Frequently asked questions
- What is a long put on TARS?
- A long put on TARS is the long put strategy applied to TARS (stock). The strategy is structurally bearish: A long put buys downside exposure with a fixed maximum loss equal to the premium paid; profit accrues if the underlying closes below the strike minus premium at expiration. With TARS stock trading near $62.39, the strikes shown on this page are snapped to the nearest listed TARS chain strike and the premiums come straight from the end-of-day bid/ask midpoint.
- How are TARS long put max profit and max loss calculated?
- Max profit equals the strike minus premium times 100 (reached at zero); max loss equals the premium times 100. Breakeven is strike minus premium. For the TARS long put priced from the end-of-day chain at a 30-day expiry (ATM IV 54.20%), the computed maximum profit is $5,739.00 per contract and the computed maximum loss is -$510.00 per contract. Live intraday quotes will differ as the chain moves through the trading session.

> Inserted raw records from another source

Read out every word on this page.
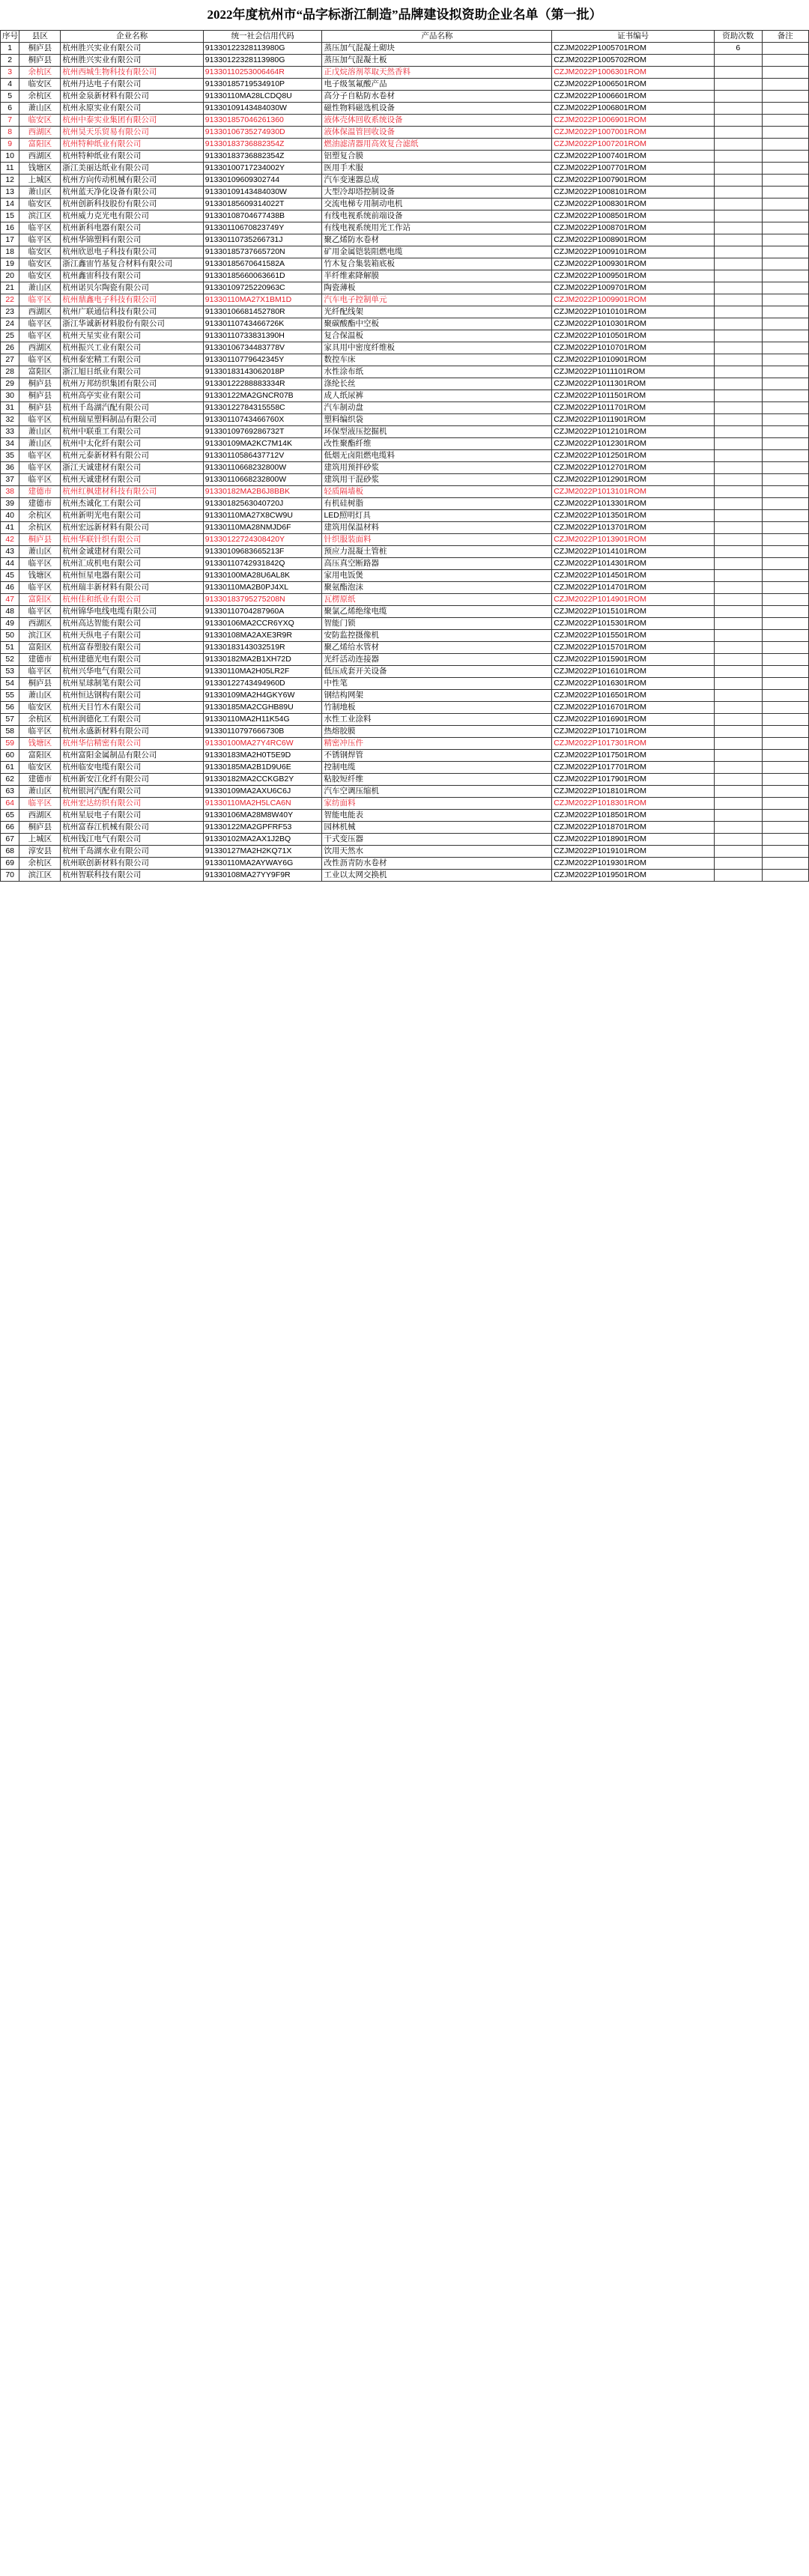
2022年度杭州市“品字标浙江制造”品牌建设拟资助企业名单（第一批）
序号	县区	企业名称	统一社会信用代码	产品名称	证书编号	资助次数	备注
1	桐庐县	杭州胜兴实业有限公司	91330122328113980G	蒸压加气混凝土砌块	CZJM2022P1005701ROM	6	
2	桐庐县	杭州胜兴实业有限公司	91330122328113980G	蒸压加气混凝土板	CZJM2022P1005702ROM		
3	余杭区	杭州西城生物科技有限公司	91330110253006464R	正戊烷溶剂萃取天然香料	CZJM2022P1006301ROM		
4	临安区	杭州丹达电子有限公司	91330185719534910P	电子级氢氟酸产品	CZJM2022P1006501ROM		
5	余杭区	杭州金泉新材料有限公司	91330110MA28LCDQ8U	高分子自粘防水卷材	CZJM2022P1006601ROM		
6	萧山区	杭州永原实业有限公司	91330109143484030W	磁性物料磁选机设备	CZJM2022P1006801ROM		
7	临安区	杭州中泰实业集团有限公司	913301857046261360	液体壳体回收系统设备	CZJM2022P1006901ROM		
8	西湖区	杭州昊天乐贸易有限公司	91330106735274930D	液体保温管回收设备	CZJM2022P1007001ROM		
9	富阳区	杭州特种纸业有限公司	91330183736882354Z	燃油滤清器用高效复合滤纸	CZJM2022P1007201ROM		
10	西湖区	杭州特种纸业有限公司	91330183736882354Z	铝塑复合膜	CZJM2022P1007401ROM		
11	钱塘区	浙江美丽达纸业有限公司	91330100717234002Y	医用手术服	CZJM2022P1007701ROM		
12	上城区	杭州方向传动机械有限公司	91330109609302744	汽车变速器总成	CZJM2022P1007901ROM		
13	萧山区	杭州蓝天净化设备有限公司	91330109143484030W	大型冷却塔控制设备	CZJM2022P1008101ROM		
14	临安区	杭州创新科技股份有限公司	91330185609314022T	交流电梯专用制动电机	CZJM2022P1008301ROM		
15	滨江区	杭州威力克光电有限公司	91330108704677438B	有线电视系统前端设备	CZJM2022P1008501ROM		
16	临平区	杭州新科电器有限公司	91330110670823749Y	有线电视系统用光工作站	CZJM2022P1008701ROM		
17	临平区	杭州华锦塑料有限公司	91330110735266731J	聚乙烯防水卷材	CZJM2022P1008901ROM		
18	临安区	杭州欣恩电子科技有限公司	91330185737665720N	矿用金属铠装阻燃电缆	CZJM2022P1009101ROM		
19	临安区	浙江鑫宙竹基复合材料有限公司	91330185670641582A	竹木复合集装箱底板	CZJM2022P1009301ROM		
20	临安区	杭州鑫宙科技有限公司	91330185660063661D	半纤维素降解膜	CZJM2022P1009501ROM		
21	萧山区	杭州诺贝尔陶瓷有限公司	91330109725220963C	陶瓷薄板	CZJM2022P1009701ROM		
22	临平区	杭州鼎鑫电子科技有限公司	91330110MA27X1BM1D	汽车电子控制单元	CZJM2022P1009901ROM		
23	西湖区	杭州广联通信科技有限公司	91330106681452780R	光纤配线架	CZJM2022P1010101ROM		
24	临平区	浙江华诚新材料股份有限公司	91330110743466726K	聚碳酸酯中空板	CZJM2022P1010301ROM		
25	临平区	杭州天星实业有限公司	91330110733831390H	复合保温板	CZJM2022P1010501ROM		
26	西湖区	杭州振兴工业有限公司	91330106734483778V	家具用中密度纤维板	CZJM2022P1010701ROM		
27	临平区	杭州泰宏精工有限公司	91330110779642345Y	数控车床	CZJM2022P1010901ROM		
28	富阳区	浙江旭日纸业有限公司	91330183143062018P	水性涂布纸	CZJM2022P1011101ROM		
29	桐庐县	杭州万邦纺织集团有限公司	91330122288883334R	涤纶长丝	CZJM2022P1011301ROM		
30	桐庐县	杭州高亭实业有限公司	91330122MA2GNCR07B	成人纸尿裤	CZJM2022P1011501ROM		
31	桐庐县	杭州千岛湖汽配有限公司	91330122784315558C	汽车制动盘	CZJM2022P1011701ROM		
32	临平区	杭州瑞星塑料制品有限公司	91330110743466760X	塑料编织袋	CZJM2022P1011901ROM		
33	萧山区	杭州中联重工有限公司	91330109769286732T	环保型液压挖掘机	CZJM2022P1012101ROM		
34	萧山区	杭州中太化纤有限公司	91330109MA2KC7M14K	改性聚酯纤维	CZJM2022P1012301ROM		
35	临平区	杭州元泰新材料有限公司	91330110586437712V	低烟无卤阻燃电缆料	CZJM2022P1012501ROM		
36	临平区	浙江天诚建材有限公司	91330110668232800W	建筑用预拌砂浆	CZJM2022P1012701ROM		
37	临平区	杭州天诚建材有限公司	91330110668232800W	建筑用干混砂浆	CZJM2022P1012901ROM		
38	建德市	杭州红枫建材科技有限公司	91330182MA2B6J8BBK	轻质隔墙板	CZJM2022P1013101ROM		
39	建德市	杭州杰诚化工有限公司	91330182563040720J	有机硅树脂	CZJM2022P1013301ROM		
40	余杭区	杭州新明光电有限公司	91330110MA27X8CW9U	LED照明灯具	CZJM2022P1013501ROM		
41	余杭区	杭州宏远新材料有限公司	91330110MA28NMJD6F	建筑用保温材料	CZJM2022P1013701ROM		
42	桐庐县	杭州华联针织有限公司	91330122724308420Y	针织服装面料	CZJM2022P1013901ROM		
43	萧山区	杭州金诚建材有限公司	91330109683665213F	预应力混凝土管桩	CZJM2022P1014101ROM		
44	临平区	杭州汇成机电有限公司	91330110742931842Q	高压真空断路器	CZJM2022P1014301ROM		
45	钱塘区	杭州恒星电器有限公司	91330100MA28U6AL8K	家用电饭煲	CZJM2022P1014501ROM		
46	临平区	杭州瑞丰新材料有限公司	91330110MA2B0PJ4XL	聚氨酯泡沫	CZJM2022P1014701ROM		
47	富阳区	杭州佳和纸业有限公司	91330183795275208N	瓦楞原纸	CZJM2022P1014901ROM		
48	临平区	杭州锦华电线电缆有限公司	91330110704287960A	聚氯乙烯绝缘电缆	CZJM2022P1015101ROM		
49	西湖区	杭州高达智能有限公司	91330106MA2CCR6YXQ	智能门锁	CZJM2022P1015301ROM		
50	滨江区	杭州天纵电子有限公司	91330108MA2AXE3R9R	安防监控摄像机	CZJM2022P1015501ROM		
51	富阳区	杭州富春塑胶有限公司	91330183143032519R	聚乙烯给水管材	CZJM2022P1015701ROM		
52	建德市	杭州建德光电有限公司	91330182MA2B1XH72D	光纤活动连接器	CZJM2022P1015901ROM		
53	临平区	杭州兴华电气有限公司	91330110MA2H05LR2F	低压成套开关设备	CZJM2022P1016101ROM		
54	桐庐县	杭州星球制笔有限公司	91330122743494960D	中性笔	CZJM2022P1016301ROM		
55	萧山区	杭州恒达钢构有限公司	91330109MA2H4GKY6W	钢结构网架	CZJM2022P1016501ROM		
56	临安区	杭州天目竹木有限公司	91330185MA2CGHB89U	竹制地板	CZJM2022P1016701ROM		
57	余杭区	杭州润德化工有限公司	91330110MA2H11K54G	水性工业涂料	CZJM2022P1016901ROM		
58	临平区	杭州永盛新材料有限公司	91330110797666730B	热熔胶膜	CZJM2022P1017101ROM		
59	钱塘区	杭州华信精密有限公司	91330100MA27Y4RC6W	精密冲压件	CZJM2022P1017301ROM		
60	富阳区	杭州富阳金属制品有限公司	91330183MA2H0T5E9D	不锈钢焊管	CZJM2022P1017501ROM		
61	临安区	杭州临安电缆有限公司	91330185MA2B1D9U6E	控制电缆	CZJM2022P1017701ROM		
62	建德市	杭州新安江化纤有限公司	91330182MA2CCKGB2Y	粘胶短纤维	CZJM2022P1017901ROM		
63	萧山区	杭州银河汽配有限公司	91330109MA2AXU6C6J	汽车空调压缩机	CZJM2022P1018101ROM		
64	临平区	杭州宏达纺织有限公司	91330110MA2H5LCA6N	家纺面料	CZJM2022P1018301ROM		
65	西湖区	杭州星辰电子有限公司	91330106MA28M8W40Y	智能电能表	CZJM2022P1018501ROM		
66	桐庐县	杭州富春江机械有限公司	91330122MA2GPFRF53	园林机械	CZJM2022P1018701ROM		
67	上城区	杭州钱江电气有限公司	91330102MA2AX1J2BQ	干式变压器	CZJM2022P1018901ROM		
68	淳安县	杭州千岛湖水业有限公司	91330127MA2H2KQ71X	饮用天然水	CZJM2022P1019101ROM		
69	余杭区	杭州联创新材料有限公司	91330110MA2AYWAY6G	改性沥青防水卷材	CZJM2022P1019301ROM		
70	滨江区	杭州智联科技有限公司	91330108MA27YY9F9R	工业以太网交换机	CZJM2022P1019501ROM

- What is the breakeven for a TARS long put?
- The breakeven for the TARS long put priced on this page is roughly $57.40 at expiration, derived from end-of-day chain premiums. Breakeven is the underlying price at which the strategy's P&L crosses zero ignoring transaction costs and assignment risk. The current TARS market-implied 1-standard-deviation expected move is approximately 15.54%; if the move sits well outside the breakeven distance, the structure's risk-reward becomes correspondingly tighter.
- When should you consider a long put on TARS?
- Long puts on TARS hedge an existing long TARS stock position or express a bearish view with defined risk; position sizing typically scales the put notional to the underlying TARS exposure being hedged.
- How does current TARS implied volatility affect this long put?
- TARS ATM IV is at 54.20% with IV rank near 8.73%, which is on the low end of its 1-year range. Premium-buying structures (long call, long put, debit spreads) are relatively cheap in this regime; premium-selling structures collect less credit per unit risk.